Moreover, when times are more dangerous, you expect to live a shorter life, so you feel the impulse to grow up earlier rather than live life as a perpetual toddler. I remember first being seduced into an adventure of "I'll show you mine if you show me yours" by a girl who was hiding under a tablecloth-protected workspace during naptime at a daycare center -- when I was only 3 or 4. Ah, the early-mid-'80s... sure won't find a toddler girl planning that out today.
I still vividly recall my first school dance in the fall of 1992, when I was 11 or perhaps 12. Sure at first there was the typical picture of "girls along this wall and boys along the opposite wall" of the cafeteria, but it didn't last more than 10 or 15 minutes. Someone broke out and everyone else followed. We were barely entering puberty then, yet we were behaving more wildly than the infantilized college students I observe and interact with every week at '80s night. In particular, the girls back then were horny as billy goats and wanted so bad to dance up-close with boys.
Periodically the adult monitors waded through the sea of sweaty sixth-grade bodies to break us apart and insist that we maintain a certain distance with our dance partner. Today those busybody killjoys would be out of work, since most girls don't want to dance at all, let alone face to face and belly to belly, preferring instead to jiggle their shit in order to steal the spotlight without having to touch or be touched by boys, a la Fergie. (Grinding does not count, as I've explained in detail elsewhere. There's no connection or tendency to stay together; rather it's fleeting and prone to the girl just up and walking away without even making eye-contact.)

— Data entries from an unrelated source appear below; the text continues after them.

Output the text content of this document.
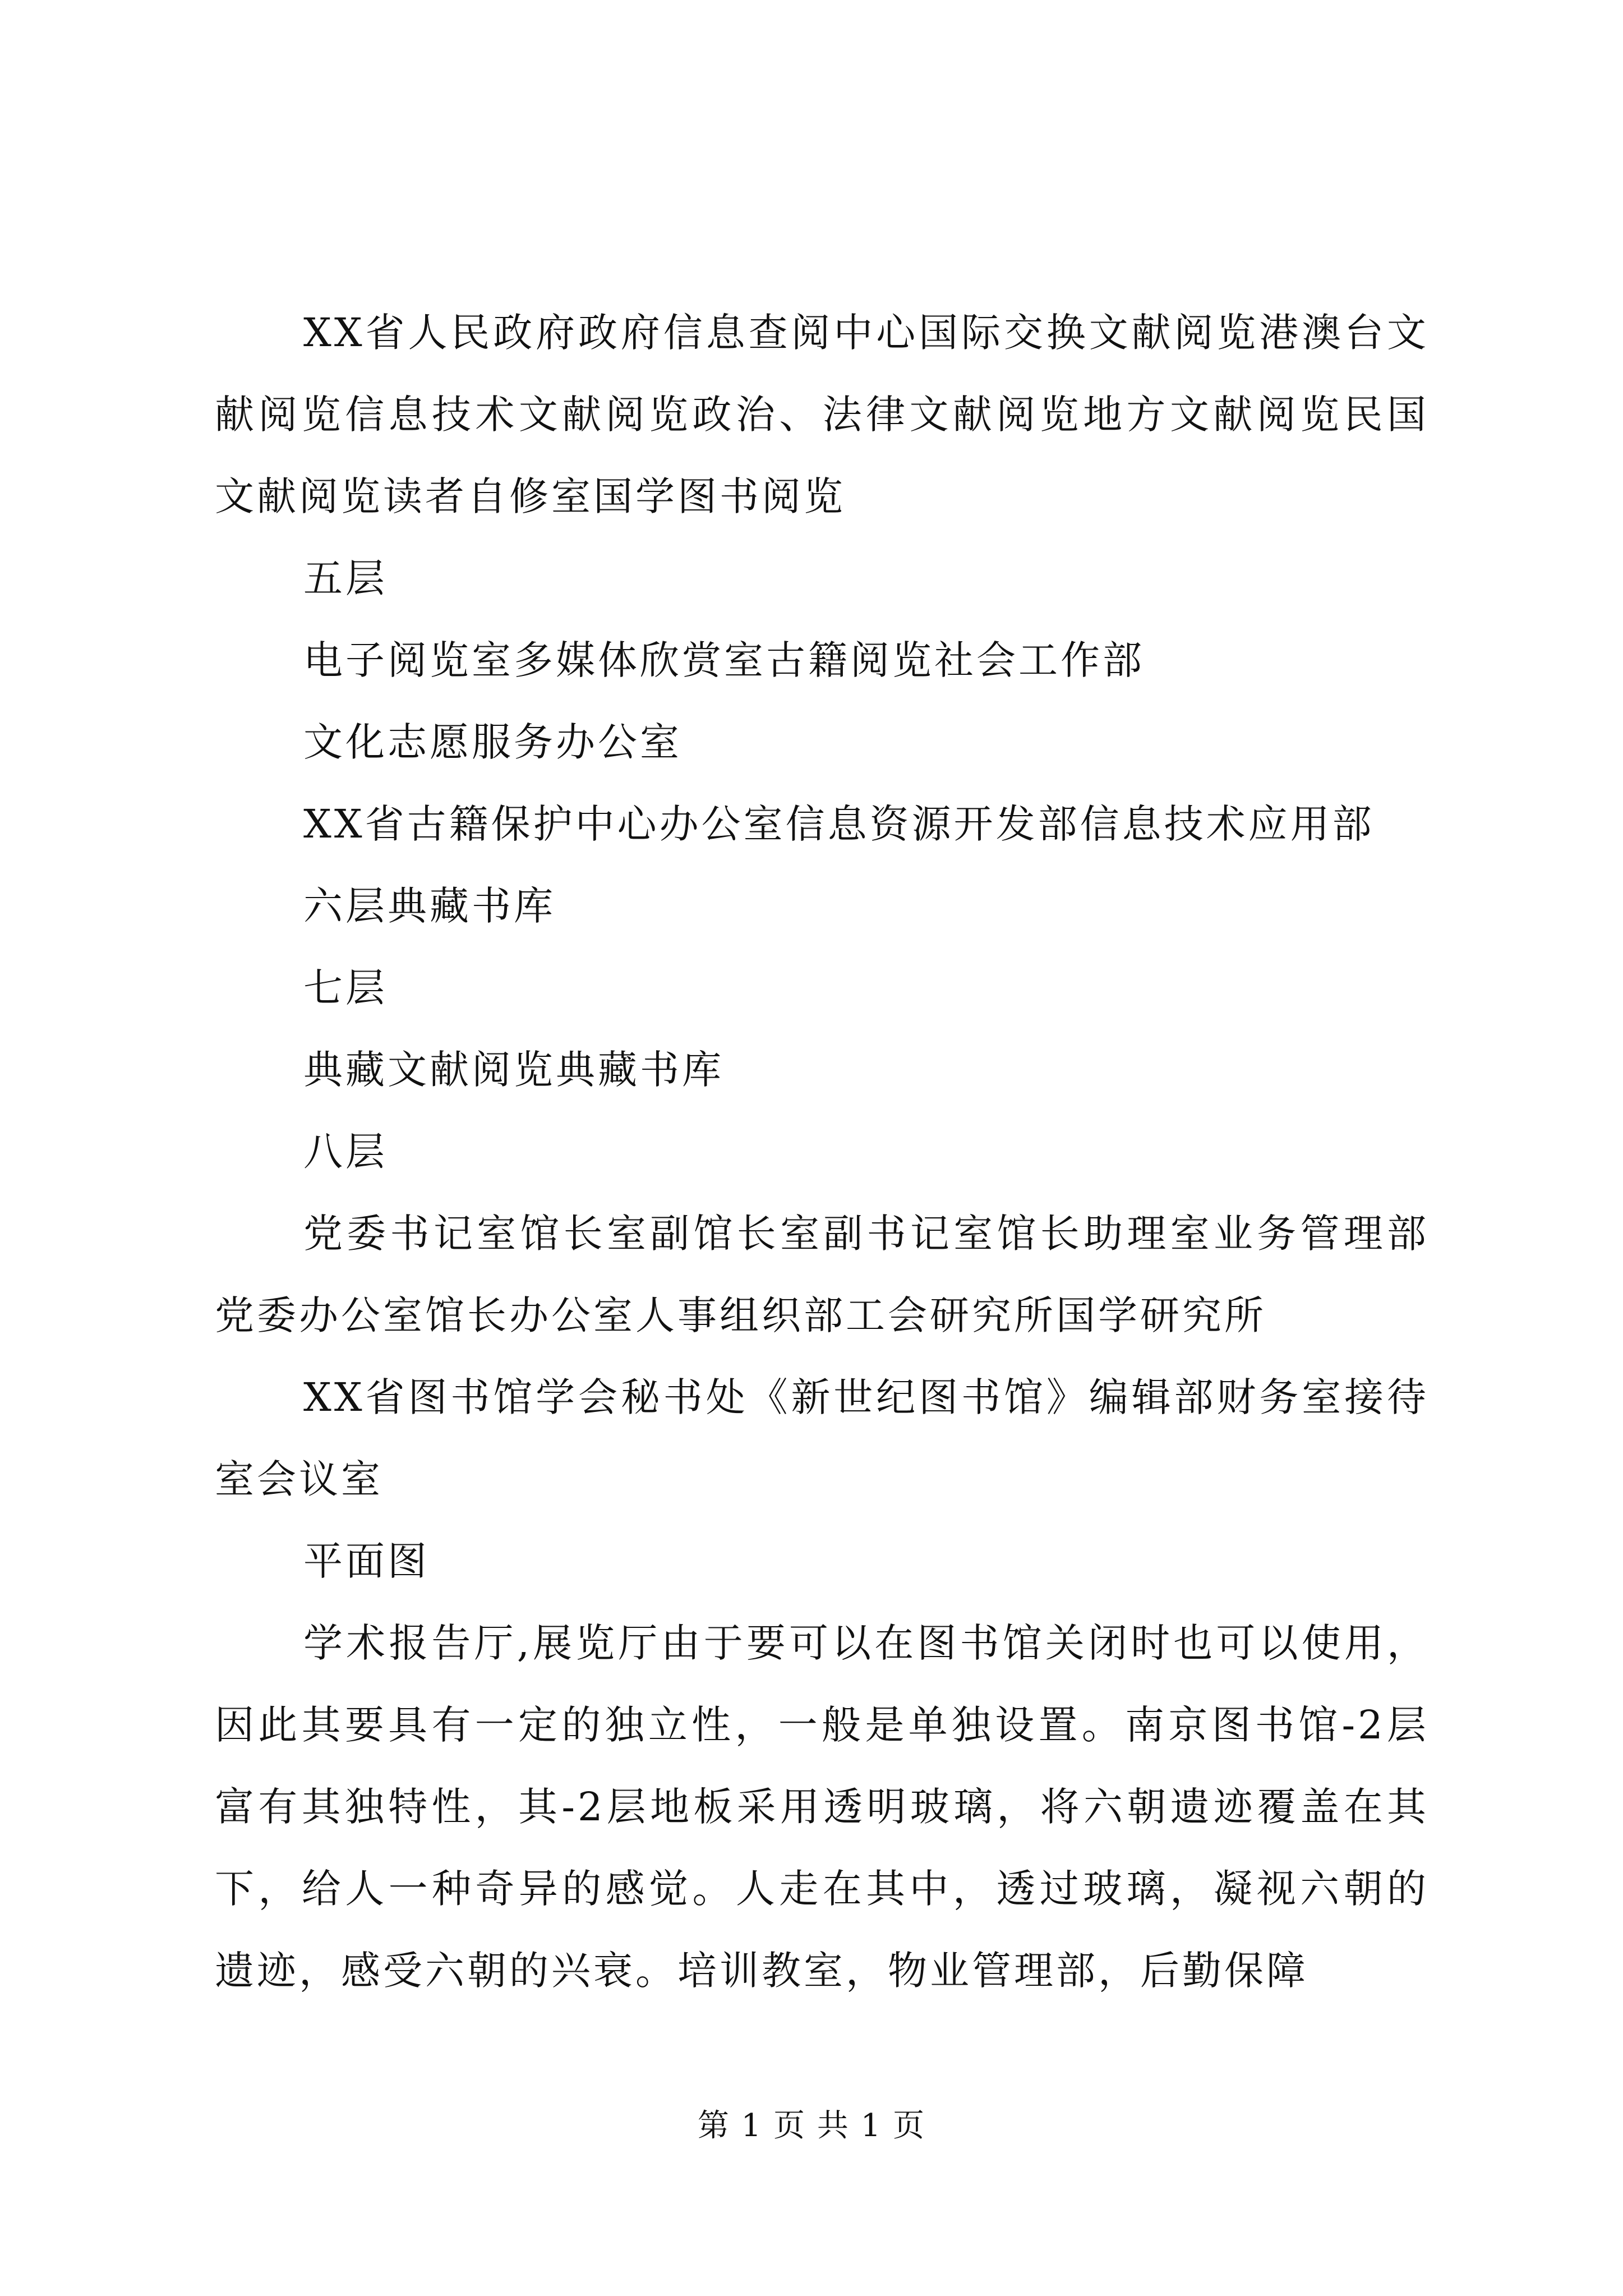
XX省人民政府政府信息查阅中心国际交换文献阅览港澳台文献阅览信息技术文献阅览政治、法律文献阅览地方文献阅览民国文献阅览读者自修室国学图书阅览

五层

电子阅览室多媒体欣赏室古籍阅览社会工作部

文化志愿服务办公室

XX省古籍保护中心办公室信息资源开发部信息技术应用部

六层典藏书库

七层

典藏文献阅览典藏书库

八层

党委书记室馆长室副馆长室副书记室馆长助理室业务管理部党委办公室馆长办公室人事组织部工会研究所国学研究所

XX省图书馆学会秘书处《新世纪图书馆》编辑部财务室接待室会议室

平面图

学术报告厅,展览厅由于要可以在图书馆关闭时也可以使用，因此其要具有一定的独立性，一般是单独设置。南京图书馆-2层富有其独特性，其-2层地板采用透明玻璃，将六朝遗迹覆盖在其下，给人一种奇异的感觉。人走在其中，透过玻璃，凝视六朝的遗迹，感受六朝的兴衰。培训教室，物业管理部，后勤保障

第 1 页 共 1 页
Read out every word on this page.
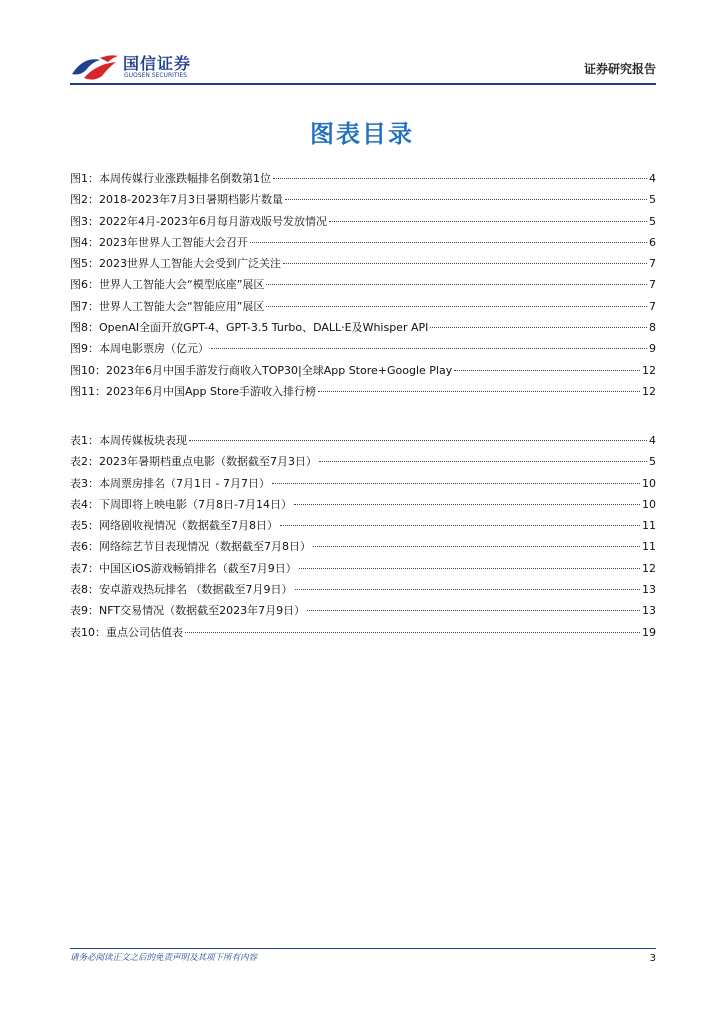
国信证券
GUOSEN SECURITIES	证券研究报告
图表目录
图1： 本周传媒行业涨跌幅排名倒数第1位	4
图2： 2018-2023年7月3日暑期档影片数量	5
图3： 2022年4月-2023年6月每月游戏版号发放情况	5
图4： 2023年世界人工智能大会召开	6
图5： 2023世界人工智能大会受到广泛关注	7
图6： 世界人工智能大会“模型底座”展区	7
图7： 世界人工智能大会“智能应用”展区	7
图8： OpenAI全面开放GPT-4、GPT-3.5 Turbo、DALL·E及Whisper API	8
图9： 本周电影票房（亿元）	9
图10： 2023年6月中国手游发行商收入TOP30|全球App Store+Google Play	12
图11： 2023年6月中国App Store手游收入排行榜	12
表1： 本周传媒板块表现	4
表2： 2023年暑期档重点电影（数据截至7月3日）	5
表3： 本周票房排名（7月1日 - 7月7日）	10
表4： 下周即将上映电影（7月8日-7月14日）	10
表5： 网络剧收视情况（数据截至7月8日）	11
表6： 网络综艺节目表现情况（数据截至7月8日）	11
表7： 中国区iOS游戏畅销排名（截至7月9日）	12
表8： 安卓游戏热玩排名 （数据截至7月9日）	13
表9： NFT交易情况（数据截至2023年7月9日）	13
表10： 重点公司估值表	19
请务必阅读正文之后的免责声明及其项下所有内容	3
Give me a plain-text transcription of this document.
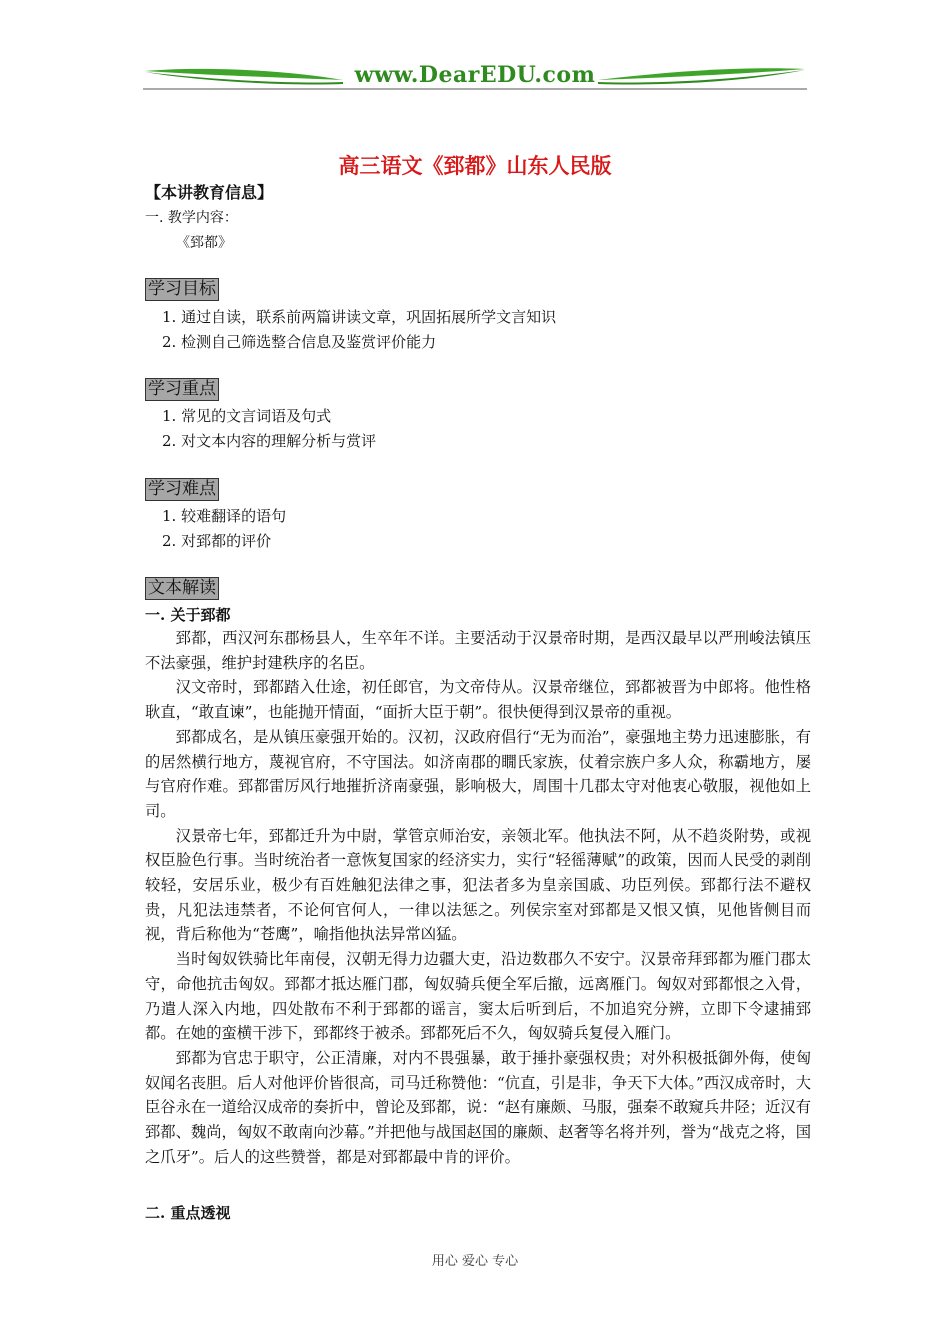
www.DearEDU.com
高三语文《郅都》山东人民版
【本讲教育信息】
一. 教学内容：
《郅都》
学习目标
1. 通过自读，联系前两篇讲读文章，巩固拓展所学文言知识
2. 检测自己筛选整合信息及鉴赏评价能力
学习重点
1. 常见的文言词语及句式
2. 对文本内容的理解分析与赏评
学习难点
1. 较难翻译的语句
2. 对郅都的评价
文本解读
一. 关于郅都

郅都，西汉河东郡杨县人，生卒年不详。主要活动于汉景帝时期，是西汉最早以严刑峻法镇压不法豪强，维护封建秩序的名臣。

汉文帝时，郅都踏入仕途，初任郎官，为文帝侍从。汉景帝继位，郅都被晋为中郎将。他性格耿直，“敢直谏”，也能抛开情面，“面折大臣于朝”。很快便得到汉景帝的重视。

郅都成名，是从镇压豪强开始的。汉初，汉政府倡行“无为而治”，豪强地主势力迅速膨胀，有的居然横行地方，蔑视官府，不守国法。如济南郡的瞯氏家族，仗着宗族户多人众，称霸地方，屡与官府作难。郅都雷厉风行地摧折济南豪强，影响极大，周围十几郡太守对他衷心敬服，视他如上司。

汉景帝七年，郅都迁升为中尉，掌管京师治安，亲领北军。他执法不阿，从不趋炎附势，或视权臣脸色行事。当时统治者一意恢复国家的经济实力，实行“轻徭薄赋”的政策，因而人民受的剥削较轻，安居乐业，极少有百姓触犯法律之事，犯法者多为皇亲国戚、功臣列侯。郅都行法不避权贵，凡犯法违禁者，不论何官何人，一律以法惩之。列侯宗室对郅都是又恨又慎，见他皆侧目而视，背后称他为“苍鹰”，喻指他执法异常凶猛。

当时匈奴铁骑比年南侵，汉朝无得力边疆大吏，沿边数郡久不安宁。汉景帝拜郅都为雁门郡太守，命他抗击匈奴。郅都才抵达雁门郡，匈奴骑兵便全军后撤，远离雁门。匈奴对郅都恨之入骨，乃遣人深入内地，四处散布不利于郅都的谣言，窦太后听到后，不加追究分辨，立即下令逮捕郅都。在她的蛮横干涉下，郅都终于被杀。郅都死后不久，匈奴骑兵复侵入雁门。

郅都为官忠于职守，公正清廉，对内不畏强暴，敢于捶扑豪强权贵；对外积极抵御外侮，使匈奴闻名丧胆。后人对他评价皆很高，司马迁称赞他：“伉直，引是非，争天下大体。”西汉成帝时，大臣谷永在一道给汉成帝的奏折中，曾论及郅都，说：“赵有廉颇、马服，强秦不敢窥兵井陉；近汉有郅都、魏尚，匈奴不敢南向沙幕。”并把他与战国赵国的廉颇、赵奢等名将并列，誉为“战克之将，国之爪牙”。后人的这些赞誉，都是对郅都最中肯的评价。

二. 重点透视
用心 爱心 专心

We were also more rebellious back then -- even when we were split up, we snapped right back together when the old lady had moved on. Compare that to the girl in the club today who's dancing with a boy, gets pulled away by her cockblocking friends, and then just goes along with the abduction rather than tell them to get a life of their own as she goes back to her partner.
And greater sex segregation is just one piece of the larger picture of girls becoming more boring during falling-crime times, namely as a result of not hanging around the more wild and exciting sex -- guys. Fag hags try to rationalize their snore-inducing friendships with gays by imagining that these relationships are transgressive and liberating. Back on planet Earth, the gay friend is the ultimate desexualized male, and hence poses no threat to her safe cocoon at all. He plays the role that the eunuch used to play with harem girls, although his lack of interest in girls was forced upon him then, and these days the female's cloistering is of her own choice. He has a faint protector role, nothing on the order of a knight who has to defend the castle, and spends most of the time in utterly asexual activities and conversation. Today's girls who like boys who like boys are no more shackle-breaking or square-shocking than a slave girl imprisoned under the guard of a ball-less watchman.
Shoot, I saw more carnivalesque behavior among the elementary school girls who joined in with the boys for a game of duck-duck-goose or state tag. like, omigod, you mean i have to touch a boy to tag him out, and he might touch me to tag me out???!! well... i guess so -- i mean, it does look FUN! On the bright side, once that late-'80s level of violence in the wider society returns, we'll see the rebirth of cool chicks as they start ditching their gay pet/friend and hanging out with the boys again.